O professor universitário Carlos Reis procurou hoje demonstrar, em Coimbra, como na obra literária de Eça de Queiroz existem “sugestões de representação” que antecipam a arte do cinema que depois nasceu.

No século XIX, diversos escritores “tiveram a capacidade de inscrever dispositivos fílmicos na sua ficção”, disse o professor catedrático da Faculdade de Letras da Universidade de Coimbra (FLUC), ao proferir a última lição com que assinalou a sua jubilação após mais de 40 anos de carreira académica.

“A partir de vários textos de Eça (também, mas em menor escala, de outros autores), trato de mostrar que em vários dos romances queirosianos existem sugestões de representação que antecipam a grande arte da imagem que há de chegar: o cinema”, afirmou Carlos Reis à agência Lusa à margem da cerimónia.

O especialista em literatura portuguesa, com destaque para Eça de Queiroz (1845-1900), apresentou, no auditório da Reitoria da Universidade de Coimbra, uma lição intitulada “Para uma releitura intermediática da ficção queirosiana”.

Ao iniciar a sua intervenção, esclareceu que não iria analisar as várias “adaptações de obras de Eça ao cinema”.

Carlos Reis já tinha antevisto à Lusa que iria “evidenciar como certos olhares de personagens, certos movimentos de descrição de espaços e movimentos das ações narrativas correspondem ao que depois foram os grandes signos da representação fílmica”.

Por exemplo, no romance de Eça “Os Maias” – e já antes em “O Crime do Padre Amaro” e “A Relíquia” – “há panorâmicas, ‘travellings’, grandes planos sobre pormenores e hipóteses de montagem”, com conexões ao cinema.

“A ideia geral que subjaz a esta análise é a seguinte: os atuais estudos narrativos não encerram a narrativa no campo da literatura.
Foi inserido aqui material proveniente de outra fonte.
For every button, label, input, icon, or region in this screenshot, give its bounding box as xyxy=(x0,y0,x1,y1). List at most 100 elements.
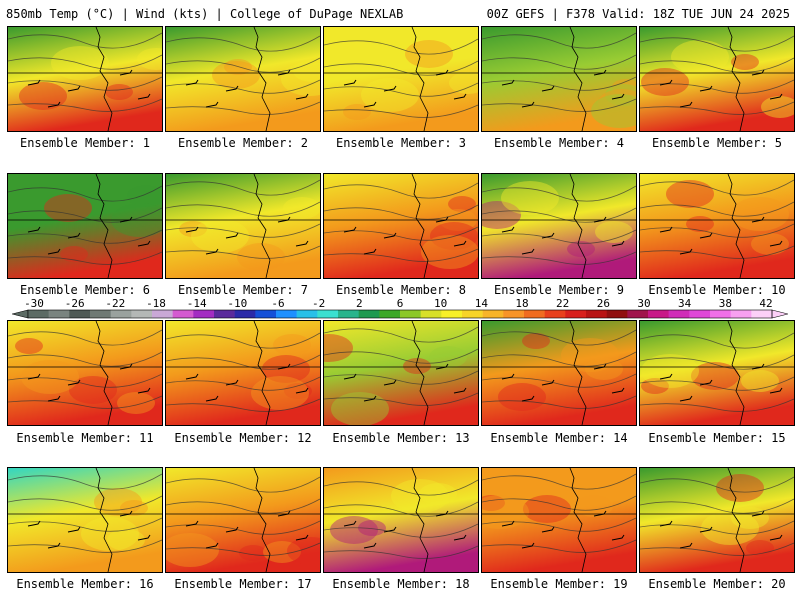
colorbar-swatch xyxy=(131,310,153,318)
ensemble-panel-8[interactable] xyxy=(323,173,479,279)
colorbar-swatch xyxy=(503,310,525,318)
colorbar-swatch xyxy=(358,310,380,318)
ensemble-panel-15[interactable] xyxy=(639,320,795,426)
colorbar-swatch xyxy=(544,310,566,318)
temperature-map xyxy=(8,27,162,131)
ensemble-member-label: Ensemble Member: 5 xyxy=(651,136,783,150)
ensemble-member-label: Ensemble Member: 7 xyxy=(177,283,309,297)
temperature-map xyxy=(324,174,478,278)
colorbar-swatch xyxy=(668,310,690,318)
colorbar-swatch xyxy=(48,310,70,318)
ensemble-member-label: Ensemble Member: 10 xyxy=(648,283,786,297)
colorbar-tick-label: 10 xyxy=(434,297,447,310)
colorbar-tick-label: -30 xyxy=(24,297,44,310)
temperature-map xyxy=(482,27,636,131)
colorbar-swatch xyxy=(379,310,401,318)
colorbar-swatch xyxy=(441,310,463,318)
colorbar-tick-label: -18 xyxy=(146,297,166,310)
ensemble-member-label: Ensemble Member: 18 xyxy=(332,577,470,591)
temperature-map xyxy=(166,321,320,425)
ensemble-panel-13[interactable] xyxy=(323,320,479,426)
colorbar-swatch xyxy=(689,310,711,318)
ensemble-panel-11[interactable] xyxy=(7,320,163,426)
ensemble-member-label: Ensemble Member: 11 xyxy=(16,431,154,445)
ensemble-member-label: Ensemble Member: 20 xyxy=(648,577,786,591)
colorbar-tick-label: -10 xyxy=(227,297,247,310)
colorbar-tick-label: -6 xyxy=(271,297,284,310)
colorbar-swatch xyxy=(152,310,173,318)
colorbar-swatch xyxy=(627,310,649,318)
colorbar-swatch xyxy=(214,310,235,318)
ensemble-member-label: Ensemble Member: 1 xyxy=(19,136,151,150)
temperature-map xyxy=(482,468,636,572)
temperature-map xyxy=(324,27,478,131)
colorbar-swatch xyxy=(255,310,277,318)
temperature-map xyxy=(166,174,320,278)
temperature-map xyxy=(324,468,478,572)
ensemble-panel-2[interactable] xyxy=(165,26,321,132)
colorbar-swatch xyxy=(462,310,483,318)
ensemble-member-label: Ensemble Member: 8 xyxy=(335,283,467,297)
colorbar-swatch xyxy=(296,310,318,318)
ensemble-panel-18[interactable] xyxy=(323,467,479,573)
temperature-map xyxy=(8,468,162,572)
ensemble-member-label: Ensemble Member: 2 xyxy=(177,136,309,150)
temperature-map xyxy=(324,321,478,425)
ensemble-member-label: Ensemble Member: 13 xyxy=(332,431,470,445)
colorbar-tick-label: 42 xyxy=(759,297,772,310)
header-title: 850mb Temp (°C) | Wind (kts) | College o… xyxy=(6,7,404,21)
colorbar-swatch xyxy=(69,310,91,318)
ensemble-panel-19[interactable] xyxy=(481,467,637,573)
ensemble-member-label: Ensemble Member: 3 xyxy=(335,136,467,150)
colorbar-tick-label: 34 xyxy=(678,297,692,310)
colorbar-swatch xyxy=(234,310,256,318)
colorbar-tick-label: 2 xyxy=(356,297,363,310)
colorbar-tick-label: -22 xyxy=(105,297,125,310)
colorbar-swatch xyxy=(28,310,49,318)
colorbar-swatch xyxy=(276,310,297,318)
temperature-map xyxy=(482,321,636,425)
temperature-map xyxy=(482,174,636,278)
colorbar-swatch xyxy=(400,310,421,318)
ensemble-panel-5[interactable] xyxy=(639,26,795,132)
ensemble-panel-16[interactable] xyxy=(7,467,163,573)
header-run-info: 00Z GEFS | F378 Valid: 18Z TUE JUN 24 20… xyxy=(486,7,790,21)
colorbar-swatch xyxy=(730,310,752,318)
colorbar-tick-label: 6 xyxy=(397,297,404,310)
colorbar-swatch xyxy=(172,310,194,318)
ensemble-panel-4[interactable] xyxy=(481,26,637,132)
ensemble-panel-9[interactable] xyxy=(481,173,637,279)
temperature-map xyxy=(166,27,320,131)
ensemble-member-label: Ensemble Member: 14 xyxy=(490,431,628,445)
temperature-map xyxy=(640,174,794,278)
colorbar-tick-label: 22 xyxy=(556,297,569,310)
ensemble-panel-17[interactable] xyxy=(165,467,321,573)
colorbar-tick-label: 26 xyxy=(597,297,610,310)
temperature-map xyxy=(640,468,794,572)
ensemble-panel-6[interactable] xyxy=(7,173,163,279)
ensemble-member-label: Ensemble Member: 12 xyxy=(174,431,312,445)
ensemble-panel-12[interactable] xyxy=(165,320,321,426)
ensemble-member-label: Ensemble Member: 16 xyxy=(16,577,154,591)
colorbar-tick-label: -2 xyxy=(312,297,325,310)
colorbar-swatch xyxy=(524,310,545,318)
colorbar-tick-label: -14 xyxy=(187,297,207,310)
colorbar-swatch xyxy=(110,310,132,318)
ensemble-panel-20[interactable] xyxy=(639,467,795,573)
colorbar-swatch xyxy=(586,310,607,318)
colorbar-min-arrow xyxy=(12,309,29,319)
colorbar-tick-label: 18 xyxy=(515,297,528,310)
temperature-map xyxy=(166,468,320,572)
ensemble-panel-1[interactable] xyxy=(7,26,163,132)
ensemble-member-label: Ensemble Member: 4 xyxy=(493,136,625,150)
ensemble-panel-7[interactable] xyxy=(165,173,321,279)
ensemble-panel-10[interactable] xyxy=(639,173,795,279)
ensemble-member-label: Ensemble Member: 9 xyxy=(493,283,625,297)
ensemble-panel-14[interactable] xyxy=(481,320,637,426)
colorbar-swatch xyxy=(338,310,359,318)
ensemble-member-label: Ensemble Member: 6 xyxy=(19,283,151,297)
ensemble-panel-3[interactable] xyxy=(323,26,479,132)
temperature-map xyxy=(8,174,162,278)
colorbar-tick-label: -26 xyxy=(65,297,85,310)
ensemble-member-label: Ensemble Member: 15 xyxy=(648,431,786,445)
Ela dialoga com o cinema e também com a televisão e com o romance gráfico, que em muitos aspetos ‘aprenderam’ com os grandes romances oitocentistas”, explicou nas declarações antes da aula derradeira.

Já na sala, perante mais de 100 pessoas, Carlos Reis salientou que, em finais do século XIX, verificava-se em alguns autores uma tendência literária “como se a imagem começasse a substituir a palavra”.

A propósito, o professor da FLUC enumerou alguns “episódios cinematográficos” da obra queirosiana, quando a imagem era “ainda relativamente precária para contar” uma história.

“O cinema já está inscrito em vários romances” oitocentistas, cujos autores “tiveram a capacidade de inscrever dispositivos fílmicos na sua ficção”, sublinhou, reiterando que também “assim é com Eça de Queiroz”.

Alguns dos seus textos revelam um “potencial intermediático”, bem como “virtualidades fílmicas”, como que “a hipótese de um filme” a conceber.

Da vida académica de Carlos Reis, natural de Angra do Heroísmo, na Região Autónoma dos Açores, destaca-se o seu contributo para os estudos literários, em especial sobre a literatura portuguesa.

Entre outras obras, é autor de “Estudos Queirosianos” (1999), “Pessoas de livro. Estudos sobre a personagem” (2015) e “Dicionário de Estudos Narrativos” (2018).

O professor universitário e ensaísta, nascido em 1950, foi agraciado com o Prémio Eduardo Lourenço e o Prémio Vergílio Ferreira, em 2019 e 2020, respetivamente.

A professora Ana Paula Arnaut, que organizou a sessão com a colega da FLUC Ana Teresa Peixinho, ambas antigas alunas de Carlos Reis, anunciou que, em setembro de 2021, a Universidade de Coimbra vai acolher um colóquio de homenagem ao docente agora jubilado, subordinado ao tema “As palavras invisíveis”.